The most aggressive reporting has been by a British outlet, the Daily Mail, whose reporters have shown up at Gorsuch’s parish, St. John’s Episcopal. The Mail has also been sniffing about Oxford University (pictured above), which is where Gorsuch apparently became an Anglican during his studies there. It was also where he met his future wife Marie Louise. Her family is Anglican and the Mail explains that all here and here.

Very clever of them to nail down his wife’s British background and that of her family and to have interviewed Gorsuch’s stepmother in Denver.

They too see a dissonance in Gorsuch’s purported conservative views and the church he attends:. 

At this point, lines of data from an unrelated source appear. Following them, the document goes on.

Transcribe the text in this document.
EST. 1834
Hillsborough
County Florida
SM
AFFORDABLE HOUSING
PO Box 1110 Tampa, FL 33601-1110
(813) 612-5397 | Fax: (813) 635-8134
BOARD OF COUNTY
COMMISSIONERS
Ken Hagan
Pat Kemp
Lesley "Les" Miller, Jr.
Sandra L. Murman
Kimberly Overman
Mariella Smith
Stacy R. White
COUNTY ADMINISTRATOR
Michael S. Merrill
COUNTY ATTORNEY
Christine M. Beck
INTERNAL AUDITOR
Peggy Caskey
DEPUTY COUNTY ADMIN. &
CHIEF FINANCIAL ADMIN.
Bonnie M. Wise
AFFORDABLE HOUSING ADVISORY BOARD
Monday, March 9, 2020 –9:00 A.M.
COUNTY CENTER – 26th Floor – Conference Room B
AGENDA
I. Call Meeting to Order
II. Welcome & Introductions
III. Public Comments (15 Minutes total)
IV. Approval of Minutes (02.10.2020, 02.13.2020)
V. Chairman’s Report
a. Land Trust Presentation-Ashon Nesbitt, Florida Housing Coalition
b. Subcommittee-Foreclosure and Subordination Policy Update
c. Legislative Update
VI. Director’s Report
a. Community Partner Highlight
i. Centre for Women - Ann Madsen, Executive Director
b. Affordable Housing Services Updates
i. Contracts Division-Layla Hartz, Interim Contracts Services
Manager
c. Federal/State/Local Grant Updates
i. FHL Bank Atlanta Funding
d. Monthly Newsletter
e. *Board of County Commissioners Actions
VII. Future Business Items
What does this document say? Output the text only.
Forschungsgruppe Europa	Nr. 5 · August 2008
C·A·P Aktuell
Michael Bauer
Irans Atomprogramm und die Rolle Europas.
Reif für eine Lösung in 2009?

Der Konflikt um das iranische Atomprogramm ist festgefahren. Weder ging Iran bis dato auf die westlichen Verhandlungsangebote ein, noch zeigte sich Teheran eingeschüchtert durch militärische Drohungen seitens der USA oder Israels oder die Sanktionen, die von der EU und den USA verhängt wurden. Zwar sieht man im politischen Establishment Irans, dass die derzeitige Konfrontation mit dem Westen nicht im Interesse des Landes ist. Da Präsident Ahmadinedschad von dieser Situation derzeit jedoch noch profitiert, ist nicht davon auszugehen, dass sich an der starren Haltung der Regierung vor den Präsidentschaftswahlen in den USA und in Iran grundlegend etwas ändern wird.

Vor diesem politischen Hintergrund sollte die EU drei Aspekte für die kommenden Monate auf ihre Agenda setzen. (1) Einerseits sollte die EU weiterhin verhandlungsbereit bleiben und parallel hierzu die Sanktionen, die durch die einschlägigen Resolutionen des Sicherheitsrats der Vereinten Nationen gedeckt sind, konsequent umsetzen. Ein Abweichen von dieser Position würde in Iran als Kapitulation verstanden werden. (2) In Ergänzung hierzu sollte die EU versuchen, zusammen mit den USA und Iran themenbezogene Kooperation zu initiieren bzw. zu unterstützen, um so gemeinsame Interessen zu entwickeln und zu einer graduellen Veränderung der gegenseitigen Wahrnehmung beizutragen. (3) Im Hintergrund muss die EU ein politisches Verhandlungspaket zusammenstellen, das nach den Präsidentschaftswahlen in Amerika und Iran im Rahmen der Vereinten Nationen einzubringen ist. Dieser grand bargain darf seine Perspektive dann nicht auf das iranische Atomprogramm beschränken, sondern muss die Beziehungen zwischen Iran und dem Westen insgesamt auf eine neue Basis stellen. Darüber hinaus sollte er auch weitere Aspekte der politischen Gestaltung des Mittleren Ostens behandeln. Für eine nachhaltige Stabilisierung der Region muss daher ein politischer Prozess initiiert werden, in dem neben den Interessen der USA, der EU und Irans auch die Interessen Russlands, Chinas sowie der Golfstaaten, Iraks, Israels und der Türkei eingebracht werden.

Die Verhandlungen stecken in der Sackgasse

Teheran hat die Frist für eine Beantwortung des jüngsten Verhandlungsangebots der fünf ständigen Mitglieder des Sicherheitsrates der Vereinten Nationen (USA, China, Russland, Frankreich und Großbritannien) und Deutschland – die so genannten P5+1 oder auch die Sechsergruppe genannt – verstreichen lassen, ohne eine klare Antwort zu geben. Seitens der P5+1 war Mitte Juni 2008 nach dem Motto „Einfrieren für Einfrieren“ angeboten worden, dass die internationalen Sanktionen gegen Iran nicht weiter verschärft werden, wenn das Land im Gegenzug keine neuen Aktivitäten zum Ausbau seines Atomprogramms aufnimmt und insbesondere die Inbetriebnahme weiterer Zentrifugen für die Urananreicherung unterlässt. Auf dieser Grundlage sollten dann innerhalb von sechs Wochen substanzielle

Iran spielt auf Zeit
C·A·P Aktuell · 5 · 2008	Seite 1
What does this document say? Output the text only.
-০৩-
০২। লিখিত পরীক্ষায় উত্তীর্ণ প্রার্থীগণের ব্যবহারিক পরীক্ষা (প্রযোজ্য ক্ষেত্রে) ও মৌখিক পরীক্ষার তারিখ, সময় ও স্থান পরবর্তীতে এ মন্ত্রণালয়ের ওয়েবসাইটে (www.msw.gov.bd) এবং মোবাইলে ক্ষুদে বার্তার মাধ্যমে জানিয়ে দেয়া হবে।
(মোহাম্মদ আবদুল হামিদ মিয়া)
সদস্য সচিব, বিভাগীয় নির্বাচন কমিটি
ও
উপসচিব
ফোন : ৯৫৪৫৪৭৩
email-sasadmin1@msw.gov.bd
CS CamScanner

He has been described as 'the heir to Scalia' and is a religious conservative whose appointment to the Supreme Court was greeted with jubilation on the pro-gun, anti-abortion Right.
But DailyMail.com can reveal that Neil Gorsuch's own church, in Boulder, Colorado, is a hotbed of liberal thinking -- and is led by a pastor who proudly attended the anti-Trump Women's March in Denver the day after the President's inauguration.
Another member of the clergy at St. John's Episcopal Church is outspoken about the need for gun control, and helped organize opposition to a gun shop giveaway of high-capacity magazines in the run-up to a 2013 law that banned them from the state of Colorado…
And in a twist that may surprise religious conservatives who welcomed Gorsuch's appointment, church leader Rev. Susan Springer, 58, has said she is pro-gay marriage and offers blessings to same sex couples.